The small, fusiform shell is slightly elongated. The thickened shell is shiny, with a purple lilac coloration on the upper whorls, below the yellow protoconch. On the penultimate whorl and the body whorl, a light white band occupies the middle, becoming more intense on the dorsal part of the body whorl. At this point, the 5th and 6th ribs become discolored and turn white, especially at the opening of the outer lip, where the white coloring broadens and extends more or less. The shell contains 6 whorls. The 1½ embryonic yellow whorls are rounded and smooth. The next whorls are oblate-convex, compressed at the suture and very briefly angular at the top. The shell is reticulate (quite tight in the upper whorls, more expanded at the body whorl) with a granular, high mesh network produced by the intercrossing of vertical rounded, rather strong ribs and 3 strong decurrent cords.
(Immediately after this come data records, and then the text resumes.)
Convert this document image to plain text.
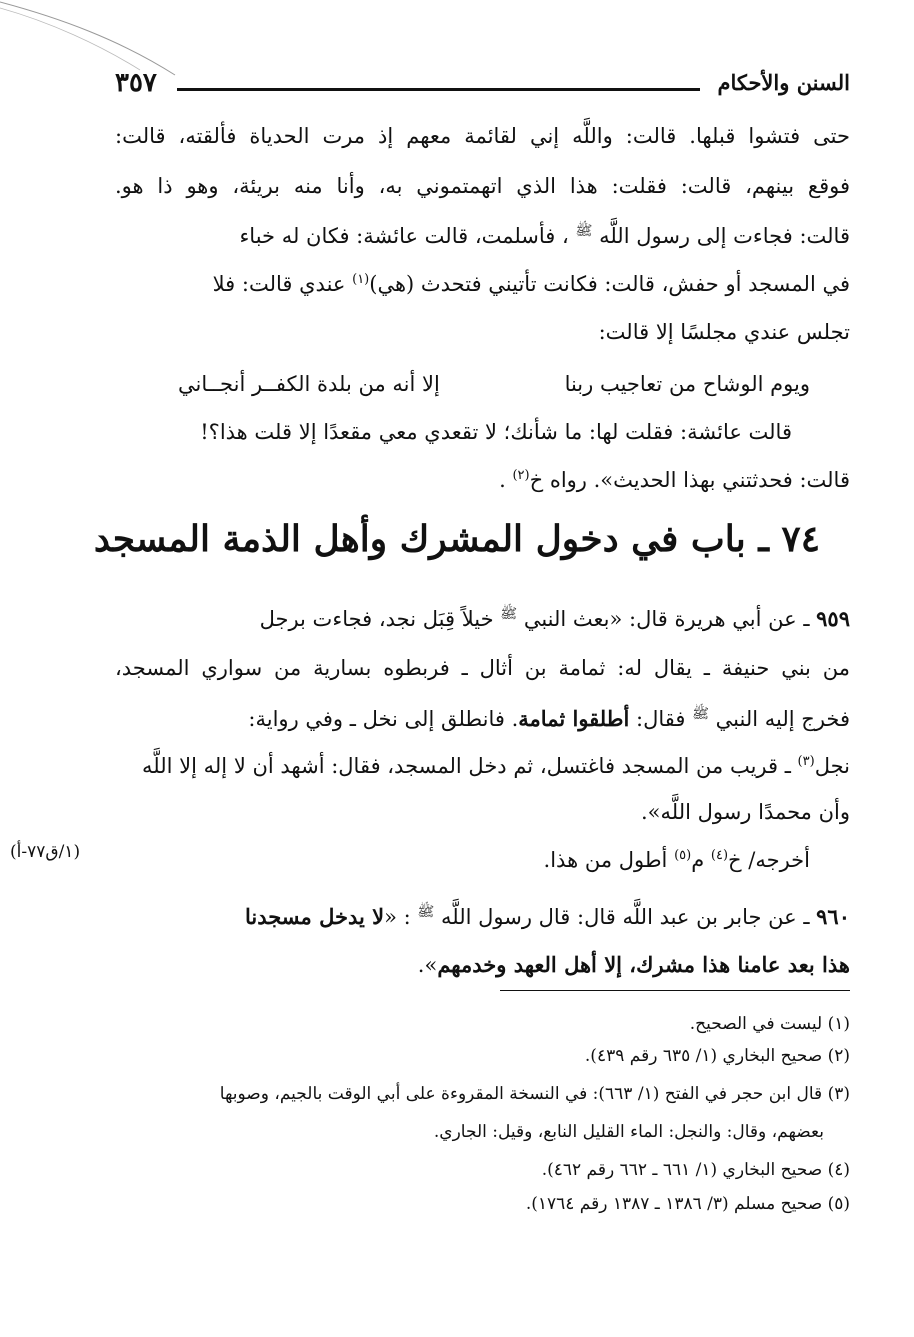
٣٥٧	السنن والأحكام
حتى فتشوا قبلها. قالت: واللَّه إني لقائمة معهم إذ مرت الحدياة فألقته، قالت:
فوقع بينهم، قالت: فقلت: هذا الذي اتهمتموني به، وأنا منه بريئة، وهو ذا هو.
قالت: فجاءت إلى رسول اللَّه $^ﷺ$ ، فأسلمت، قالت عائشة: فكان له خباء
في المسجد أو حفش، قالت: فكانت تأتيني فتحدث (هي)$^{(١)}$ عندي قالت: فلا
تجلس عندي مجلسًا إلا قالت:
ويوم الوشاح من تعاجيب ربنا
إلا أنه من بلدة الكفــر أنجــاني
قالت عائشة: فقلت لها: ما شأنك؛ لا تقعدي معي مقعدًا إلا قلت هذا؟!
قالت: فحدثتني بهذا الحديث». رواه خ$^{(٢)}$ .
٧٤ ـ باب في دخول المشرك وأهل الذمة المسجد
٩٥٩ ـ عن أبي هريرة قال: «بعث النبي $^ﷺ$ خيلاً قِبَل نجد، فجاءت برجل
من بني حنيفة ـ يقال له: ثمامة بن أثال ـ فربطوه بسارية من سواري المسجد،
فخرج إليه النبي $^ﷺ$ فقال: أطلقوا ثمامة. فانطلق إلى نخل ـ وفي رواية:
نجل$^{(٣)}$ ـ قريب من المسجد فاغتسل، ثم دخل المسجد، فقال: أشهد أن لا إله إلا اللَّه
وأن محمدًا رسول اللَّه».
أخرجه/ خ$^{(٤)}$ م$^{(٥)}$ أطول من هذا.
(١/ق٧٧-أ)
٩٦٠ ـ عن جابر بن عبد اللَّه قال: قال رسول اللَّه $^ﷺ$ : «لا يدخل مسجدنا
هذا بعد عامنا هذا مشرك، إلا أهل العهد وخدمهم».
(١) ليست في الصحيح.
(٢) صحيح البخاري (١/ ٦٣٥ رقم ٤٣٩).
(٣) قال ابن حجر في الفتح (١/ ٦٦٣): في النسخة المقروءة على أبي الوقت بالجيم، وصوبها
بعضهم، وقال: والنجل: الماء القليل النابع، وقيل: الجاري.
(٤) صحيح البخاري (١/ ٦٦١ ـ ٦٦٢ رقم ٤٦٢).
(٥) صحيح مسلم (٣/ ١٣٨٦ ـ ١٣٨٧ رقم ١٧٦٤).
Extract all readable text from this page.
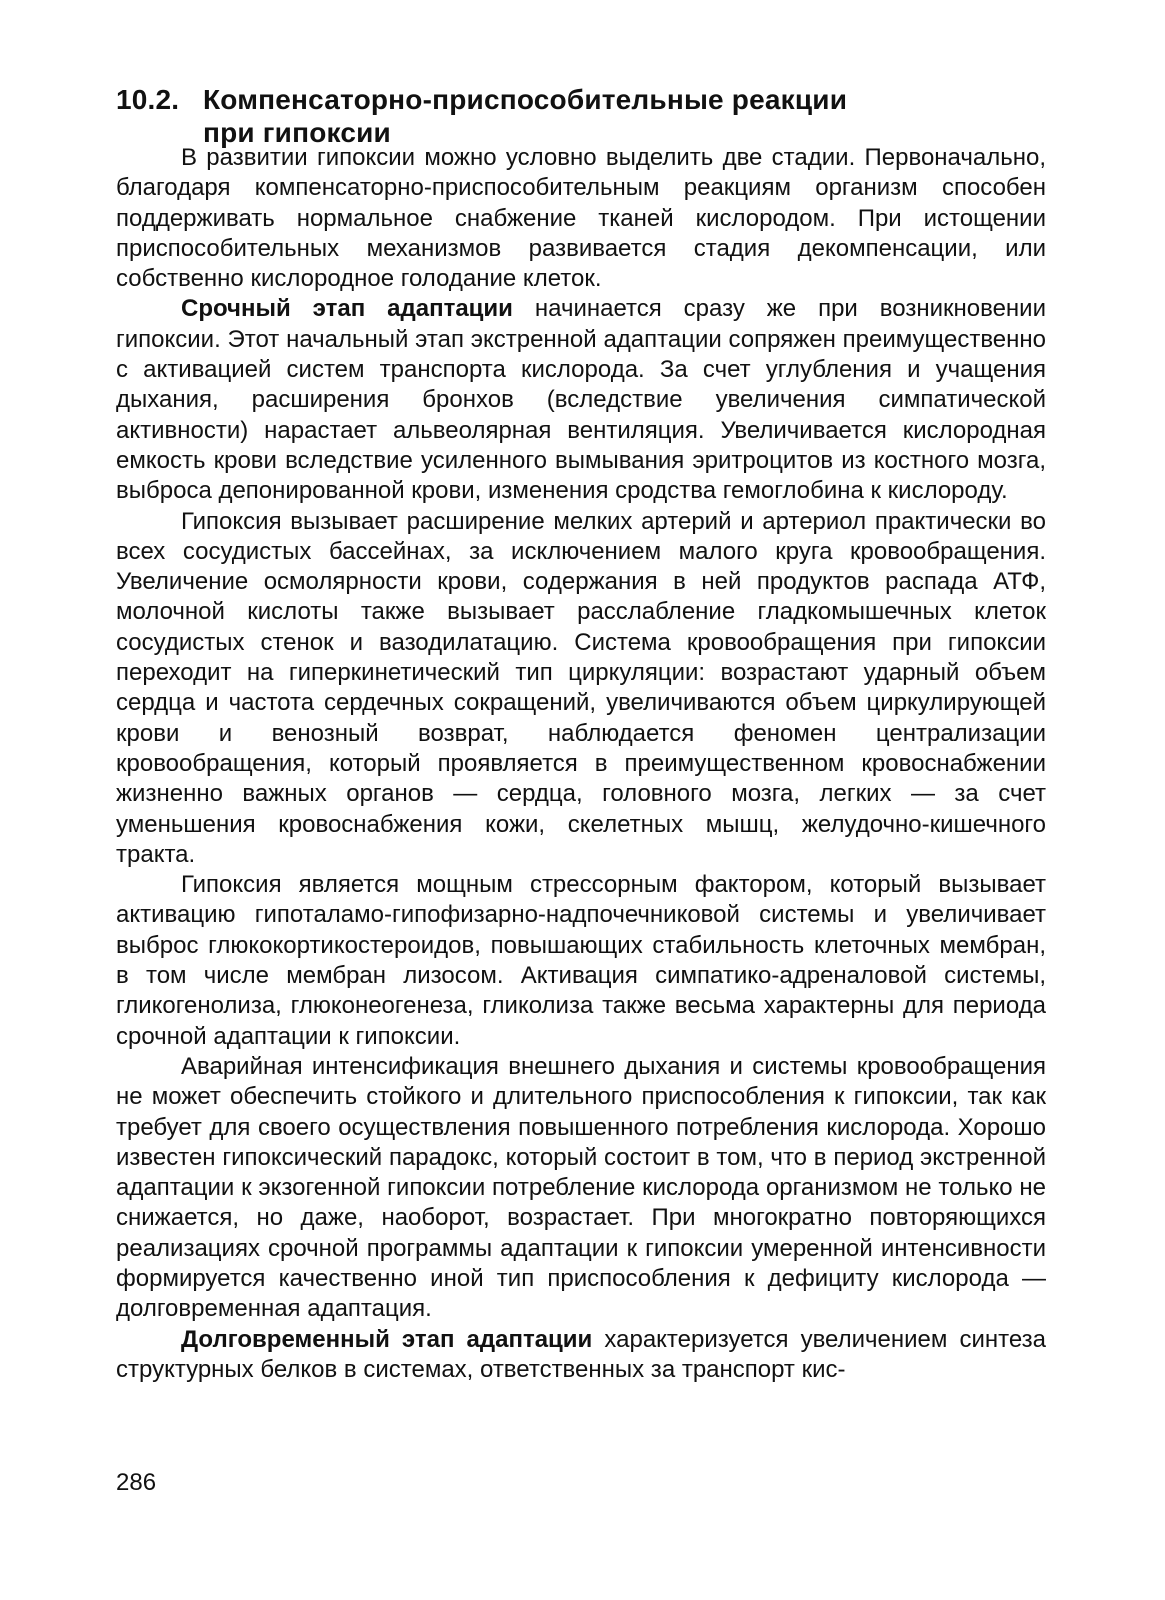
10.2. Компенсаторно-приспособительные реакции
при гипоксии

В развитии гипоксии можно условно выделить две стадии. Первоначально, благодаря компенсаторно-приспособительным реакциям организм способен поддерживать нормальное снабжение тканей кислородом. При истощении приспособительных механизмов развивается стадия декомпенсации, или собственно кислородное голодание клеток.

Срочный этап адаптации начинается сразу же при возникновении гипоксии. Этот начальный этап экстренной адаптации сопряжен преимущественно с активацией систем транспорта кислорода. За счет углубления и учащения дыхания, расширения бронхов (вследствие увеличения симпатической активности) нарастает альвеолярная вентиляция. Увеличивается кислородная емкость крови вследствие усиленного вымывания эритроцитов из костного мозга, выброса депонированной крови, изменения сродства гемоглобина к кислороду.

Гипоксия вызывает расширение мелких артерий и артериол практически во всех сосудистых бассейнах, за исключением малого круга кровообращения. Увеличение осмолярности крови, содержания в ней продуктов распада АТФ, молочной кислоты также вызывает расслабление гладкомышечных клеток сосудистых стенок и вазодилатацию. Система кровообращения при гипоксии переходит на гиперкинетический тип циркуляции: возрастают ударный объем сердца и частота сердечных сокращений, увеличиваются объем циркулирующей крови и венозный возврат, наблюдается феномен централизации кровообращения, который проявляется в преимущественном кровоснабжении жизненно важных органов — сердца, головного мозга, легких — за счет уменьшения кровоснабжения кожи, скелетных мышц, желудочно-кишечного тракта.

Гипоксия является мощным стрессорным фактором, который вызывает активацию гипоталамо-гипофизарно-надпочечниковой системы и увеличивает выброс глюкокортикостероидов, повышающих стабильность клеточных мембран, в том числе мембран лизосом. Активация симпатико-адреналовой системы, гликогенолиза, глюконеогенеза, гликолиза также весьма характерны для периода срочной адаптации к гипоксии.

Аварийная интенсификация внешнего дыхания и системы кровообращения не может обеспечить стойкого и длительного приспособления к гипоксии, так как требует для своего осуществления повышенного потребления кислорода. Хорошо известен гипоксический парадокс, который состоит в том, что в период экстренной адаптации к экзогенной гипоксии потребление кислорода организмом не только не снижается, но даже, наоборот, возрастает. При многократно повторяющихся реализациях срочной программы адаптации к гипоксии умеренной интенсивности формируется качественно иной тип приспособления к дефициту кислорода — долговременная адаптация.

Долговременный этап адаптации характеризуется увеличением синтеза структурных белков в системах, ответственных за транспорт кис-

286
The body whorl is convex, slightly depressed toward the base, below the 5th and 6th ribs, which are stronger than the others. The aperture is elongated, narrow, with the same color as the shell. The columella is purplish. The outer edge is oblate-convex in the upper part but substantially swollen on the fifth and sixth ribs, which show a white appearance, and protrudes on the aperture. The aperture is thickened on the last rib, crenelated on the sharp outer lip and furnished inside with 5 denticulate folds. The subsutural sinus cuts rather deep into the thickening of the outer lip, where it expands and becomes rounded.

==Distribution==
This marine species occurs off Lifou, New Caledonia.